2007-08

anneAnne

by Paul Ledoux
October 18-27
Directed by Harvey Levkoe

by permission of Playwrights Guild of Canada

Based on L.M. Montgomery’s timeless classic, Anne of Green Gables. Marilla and Matthew Cuthbert had wanted to adopt an orphan boy to help with the farm, and are slightly taken aback when a young red-headed girl shows up for them at the railway station. However, her incorrigible and talkative ways soon win their hearts, and the hearts of all who encounter her in Avonlea.

 

proposalsProposals

By Neil Simon
January 31-February 9
Directed by Mark Nathanielsz

by permission of Samuel French (Canada) Ltd.

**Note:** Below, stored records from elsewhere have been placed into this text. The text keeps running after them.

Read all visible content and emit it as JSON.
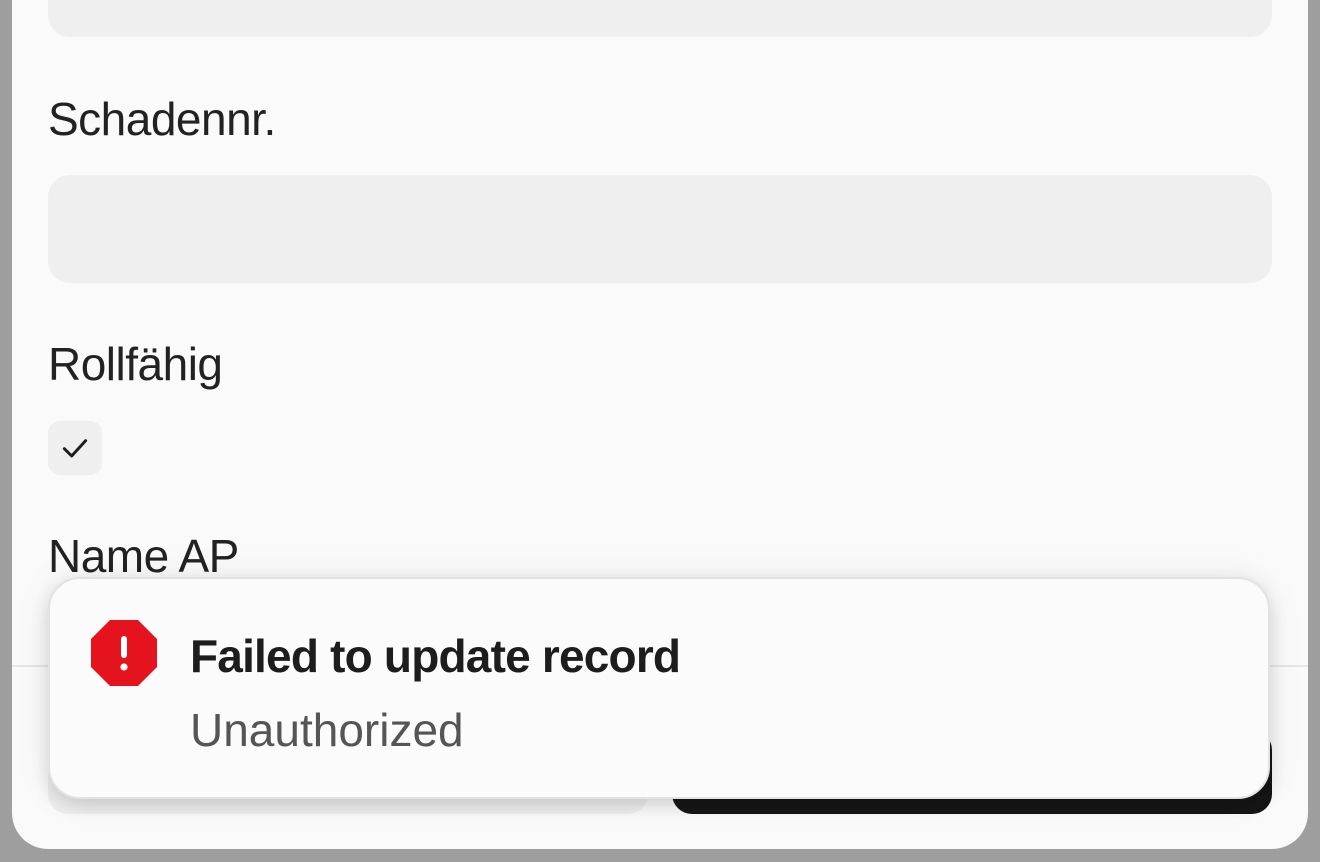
{
  "form": {
    "fields": [
      {
        "label": "Schadennr.",
        "value": ""
      },
      {
        "label": "Rollfähig",
        "checked": true
      },
      {
        "label": "Name AP"
      }
    ]
  },
  "toast": {
    "type": "error",
    "icon": "error-octagon-icon",
    "title": "Failed to update record",
    "description": "Unauthorized",
    "accent_color": "#e5131d"
  },
  "colors": {
    "backdrop": "#9e9e9e",
    "surface": "#fafafa",
    "input_bg": "#efefef",
    "primary_button": "#161616"
  }
}
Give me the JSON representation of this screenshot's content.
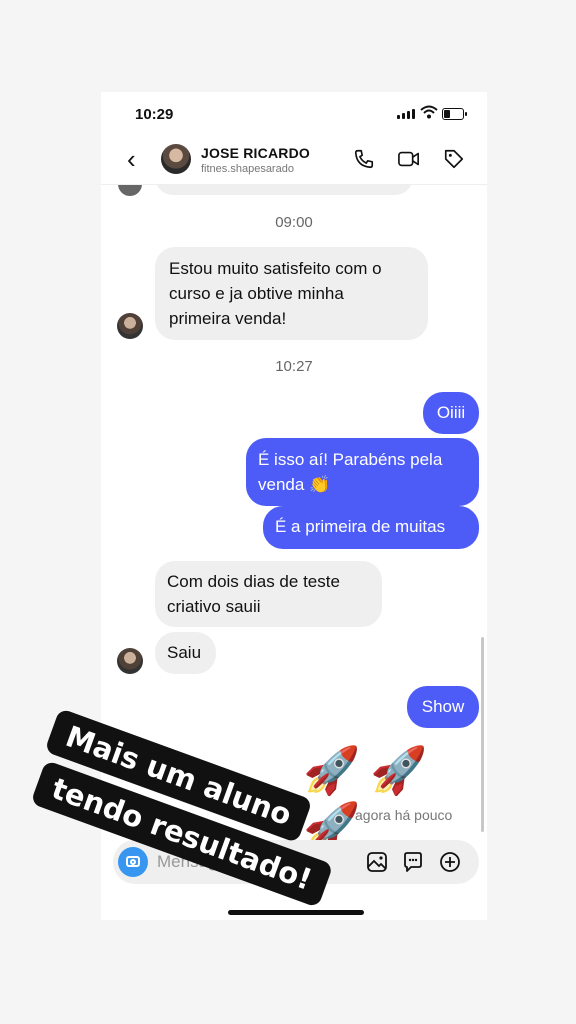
{
  "status": {
    "time": "10:29"
  },
  "header": {
    "name": "JOSE RICARDO",
    "username": "fitnes.shapesarado",
    "icons": [
      "back-icon",
      "phone-icon",
      "video-icon",
      "tag-icon"
    ]
  },
  "messages": {
    "stamp1": "09:00",
    "in1_line1": "Estou muito satisfeito com o",
    "in1_line2": "curso e ja obtive minha",
    "in1_line3": "primeira venda!",
    "stamp2": "10:27",
    "out1": "Oiiii",
    "out2_line1": "É isso aí! Parabéns pela",
    "out2_line2": "venda 👏",
    "out3": "É a primeira de muitas",
    "in2_line1": "Com dois dias de teste",
    "in2_line2": "criativo sauii",
    "in3": "Saiu",
    "out4": "Show",
    "rockets": "🚀🚀🚀",
    "seen": "agora há pouco"
  },
  "composer": {
    "placeholder": "Mensagem..."
  },
  "overlay": {
    "line1": "Mais um aluno",
    "line2": "tendo resultado!"
  },
  "colors": {
    "outgoing": "#4e5cf7",
    "incoming": "#efefef",
    "camera": "#3797f0"
  }
}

This memory play delightfully recalls the last time the Hines family gathered at their retreat in the Poconos. That summer in 1953 was one of animated romantic entanglements that overlap on one idyllic afternoon. Burt Hines, a 55 year old recovering workaholic convalescing from a second heart attack, eagerly anticipates the arrival of the ex wife he still loves. His daughter Josie has just broken her engagement to an intense Harvard law student and pines for his buddy Ray, an aspiring writer with whom she once had a brief fling. Clemma, the black housekeeper at the center of the action (played to acclaim on Broadway by L. Scott Caldwell), is dreading a visit from the husband who deserted her years before. He strolls in with one working eye, one working hand and a guilty conscience. A model with a strikingly dim intellect shows up on Ray’s arm, and a young Miami gangster with a gift for malapropisms brings comic hilarity to the gathering.

alibiAlibi

by Derek Dorey and Gerald Hess
April 10-19
Directed by Maureen Thornton

by permission of the authors

Paul and Thomas have devised the perfect alibi to use while Thomas goes out to kill their friend and classmate, Jonathan. However, Paul’s nerve and conscience are put to the test when Jonathan’s fiancee, their law professor and a mutual friend, who happens to be an ex-cop turned priest, all arrive at their apartment after the discovery of Jonathan’s body. Plot twists and debates about the ethics of capital punishment abound in this latest play from the authors of The Family Jewels and The Evil That Men Do.